Last week I had to get a new pair of glasses. The frames from my previous pair were too mangled to continue wearing so I had to choose new ones with the new prescription. After looking at several pairs, the female sales assistant pointed out a couple that I might be interested. I tried on a few pairs and one pair that seemed to work looked a lot like the black horn rimmed glasses I wore until I was 13. This brought back flashbacks to that time and lots of anxiety. While I don’t think I’m vain, I did ask the sales assistant to tell me what they looked like from a woman’s perspective and she said she liked them. Therefore, those were the ones I got.

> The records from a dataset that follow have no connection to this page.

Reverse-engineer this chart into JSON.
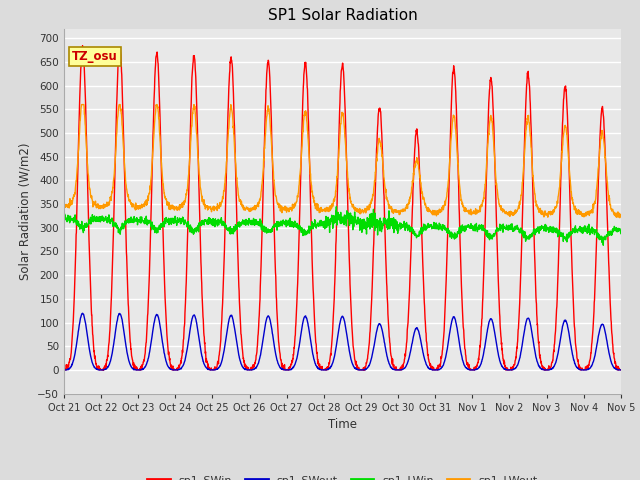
{
  "title": "SP1 Solar Radiation",
  "ylabel": "Solar Radiation (W/m2)",
  "xlabel": "Time",
  "ylim": [
    -50,
    720
  ],
  "yticks": [
    -50,
    0,
    50,
    100,
    150,
    200,
    250,
    300,
    350,
    400,
    450,
    500,
    550,
    600,
    650,
    700
  ],
  "annotation_text": "TZ_osu",
  "annotation_color": "#cc0000",
  "annotation_bg": "#ffff99",
  "annotation_border": "#aa8800",
  "colors": {
    "sp1_SWin": "#ff0000",
    "sp1_SWout": "#0000cc",
    "sp1_LWin": "#00dd00",
    "sp1_LWout": "#ff9900"
  },
  "bg_color": "#dcdcdc",
  "plot_bg_color": "#e8e8e8",
  "n_days": 15,
  "lw": 1.0,
  "x_tick_labels": [
    "Oct 21",
    "Oct 22",
    "Oct 23",
    "Oct 24",
    "Oct 25",
    "Oct 26",
    "Oct 27",
    "Oct 28",
    "Oct 29",
    "Oct 30",
    "Oct 31",
    "Nov 1",
    "Nov 2",
    "Nov 3",
    "Nov 4",
    "Nov 5"
  ]
}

To many people, my anxieties were over nothing. After all, why get all obsessed over a pair of glasses? The answer is that wearing glasses like those above, contributed to a lot of the bullying I received back then. I remember one time someone said hello to me while he was with someone else who didn’t know me. While they were walking away, I heard the person who didn’t know me ask the other, “Is he as uncoordinated as he looks?” There were also teasing comments like, “You’re really good looking” and when I did eventually switch to wire framed glasses, my friend confessed that I looked like a fool in the old ones above. After that, I vowed that I would never get those glasses again.
Getting the new glasses did a lot for my self esteem, especially after some people complimented me on how different and better I looked. I would have liked to say that the new glasses solved all my problems but unfortunately, they didn’t. The seeds that produced all the bullying I was going through had long been firmly rooted. In fact, one bully threatened to ram the new glasses down my throat. Fortunately, I moved out of that town a few weeks after and I would like to think that showing up to the new school on the first day wearing those wire frames kept me from being identified as an easy target. It also contributed to the fact that I only suffered one-one hundredth of the amount of crap there than I did in my previous town. So, I think that I can draw a conclusion that perhaps glasses do make a difference. If anything, they do wonders for self esteem.
This is probably why I highlight the glasses in “He Was Weird.” Mark also has glasses like the above at the start of the story and maybe that leads to him getting bullied on the second day of school. Like me, when he does get new glasses, it doesn’t end the bullying he’s suffering and unfortunately, he never gets to move to a new town. If he did, maybe the new impression would have helped him like it did me.